Digital twins (DTs) offer novel opportunities for the optimization, monitoring, simulation, prediction, diagnosis, and control of physical processes. These resources provide valuable insights for developing novel business models and decision support systems, as well as enhancing operational efficiency. This paper comprehensively analyzed the most current scholarly works, concentrating on the DT factory. As documented in the contemporary scientific literature, the methodological techniques utilized for constructing decision trees have been thoroughly examined and briefly explained. Based on the abovementioned findings, a comprehensive examination has been conducted to ascertain the requisite procedures for systematically constructing a DT. This process encompasses many stages, including design, modeling, and execution.

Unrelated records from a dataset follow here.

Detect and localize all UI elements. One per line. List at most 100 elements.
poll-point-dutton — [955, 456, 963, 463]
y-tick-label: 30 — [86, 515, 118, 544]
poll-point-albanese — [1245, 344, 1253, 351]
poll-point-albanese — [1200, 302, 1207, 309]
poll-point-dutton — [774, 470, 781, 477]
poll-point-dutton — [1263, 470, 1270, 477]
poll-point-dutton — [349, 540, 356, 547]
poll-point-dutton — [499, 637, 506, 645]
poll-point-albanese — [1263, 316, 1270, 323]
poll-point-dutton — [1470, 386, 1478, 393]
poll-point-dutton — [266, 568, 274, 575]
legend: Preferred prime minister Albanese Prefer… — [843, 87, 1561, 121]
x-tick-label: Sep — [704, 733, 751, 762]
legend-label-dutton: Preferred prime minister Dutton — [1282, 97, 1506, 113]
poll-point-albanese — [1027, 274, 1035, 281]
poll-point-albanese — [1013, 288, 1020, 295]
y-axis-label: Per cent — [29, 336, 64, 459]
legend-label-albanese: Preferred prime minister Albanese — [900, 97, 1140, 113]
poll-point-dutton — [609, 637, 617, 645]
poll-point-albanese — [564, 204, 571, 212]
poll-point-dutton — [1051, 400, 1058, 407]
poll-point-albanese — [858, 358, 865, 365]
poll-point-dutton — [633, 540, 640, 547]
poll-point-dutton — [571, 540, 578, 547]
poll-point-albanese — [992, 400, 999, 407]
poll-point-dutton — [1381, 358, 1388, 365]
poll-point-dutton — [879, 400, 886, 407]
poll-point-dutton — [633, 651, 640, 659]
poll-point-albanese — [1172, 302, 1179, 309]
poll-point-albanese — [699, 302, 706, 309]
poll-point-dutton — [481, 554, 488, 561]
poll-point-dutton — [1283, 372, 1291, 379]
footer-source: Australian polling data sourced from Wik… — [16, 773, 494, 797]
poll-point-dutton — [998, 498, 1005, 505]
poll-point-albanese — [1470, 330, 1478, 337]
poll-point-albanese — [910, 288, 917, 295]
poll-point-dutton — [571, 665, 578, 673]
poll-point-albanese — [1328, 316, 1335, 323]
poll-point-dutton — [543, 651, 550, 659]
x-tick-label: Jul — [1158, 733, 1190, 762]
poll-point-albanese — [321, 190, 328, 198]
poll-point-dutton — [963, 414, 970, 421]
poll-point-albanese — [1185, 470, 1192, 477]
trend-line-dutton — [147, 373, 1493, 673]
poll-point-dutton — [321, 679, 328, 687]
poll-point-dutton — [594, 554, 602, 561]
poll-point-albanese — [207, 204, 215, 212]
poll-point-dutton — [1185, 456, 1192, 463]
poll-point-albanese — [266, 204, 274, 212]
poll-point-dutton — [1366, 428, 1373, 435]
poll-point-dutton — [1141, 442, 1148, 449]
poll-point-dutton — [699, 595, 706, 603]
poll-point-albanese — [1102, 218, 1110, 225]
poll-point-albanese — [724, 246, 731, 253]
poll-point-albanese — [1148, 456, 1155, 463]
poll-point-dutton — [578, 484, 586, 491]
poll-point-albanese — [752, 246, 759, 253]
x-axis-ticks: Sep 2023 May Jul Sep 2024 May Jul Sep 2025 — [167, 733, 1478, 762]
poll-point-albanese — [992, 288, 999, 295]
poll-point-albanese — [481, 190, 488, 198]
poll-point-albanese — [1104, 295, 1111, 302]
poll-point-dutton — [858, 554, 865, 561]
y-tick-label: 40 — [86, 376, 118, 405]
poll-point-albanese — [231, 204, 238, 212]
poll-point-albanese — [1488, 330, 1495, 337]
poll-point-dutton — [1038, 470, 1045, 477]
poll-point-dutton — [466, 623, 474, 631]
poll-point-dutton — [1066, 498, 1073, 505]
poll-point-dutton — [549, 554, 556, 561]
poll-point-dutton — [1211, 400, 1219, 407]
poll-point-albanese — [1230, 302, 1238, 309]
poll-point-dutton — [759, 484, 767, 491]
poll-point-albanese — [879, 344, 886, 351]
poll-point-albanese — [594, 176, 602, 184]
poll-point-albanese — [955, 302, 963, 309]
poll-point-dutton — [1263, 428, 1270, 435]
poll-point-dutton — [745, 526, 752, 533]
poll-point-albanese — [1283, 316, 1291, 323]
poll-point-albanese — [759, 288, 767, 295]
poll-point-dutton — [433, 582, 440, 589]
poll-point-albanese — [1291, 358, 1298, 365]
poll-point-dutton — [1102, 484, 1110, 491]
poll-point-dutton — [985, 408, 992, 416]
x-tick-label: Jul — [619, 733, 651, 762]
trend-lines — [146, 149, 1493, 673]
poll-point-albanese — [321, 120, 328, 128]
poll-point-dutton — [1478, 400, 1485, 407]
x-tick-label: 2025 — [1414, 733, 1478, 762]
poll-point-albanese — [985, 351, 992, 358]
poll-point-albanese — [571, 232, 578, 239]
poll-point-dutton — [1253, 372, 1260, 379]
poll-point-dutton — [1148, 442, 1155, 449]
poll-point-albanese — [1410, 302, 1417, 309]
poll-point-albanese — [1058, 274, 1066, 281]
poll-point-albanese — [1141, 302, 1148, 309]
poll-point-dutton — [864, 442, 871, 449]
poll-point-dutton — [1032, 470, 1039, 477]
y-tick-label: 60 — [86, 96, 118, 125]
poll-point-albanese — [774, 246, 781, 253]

It has been determined that the expansion of digital technologies (DTs) will rely on the integration of complementary technologies, including artificial intelligence (AI), the Internet of Things (IoT), and big data analysis. The significance of network connectivity is elevated as it facilitates the transmission of data from the tangible entity to be analyzed by its digital equivalent. In this study, we examine the development of secure DTs intended to enhance the safeguarding of sensed data. Our objective is to establish dependable systems well suited for essential operations by examining viable methods of fortifying data protection.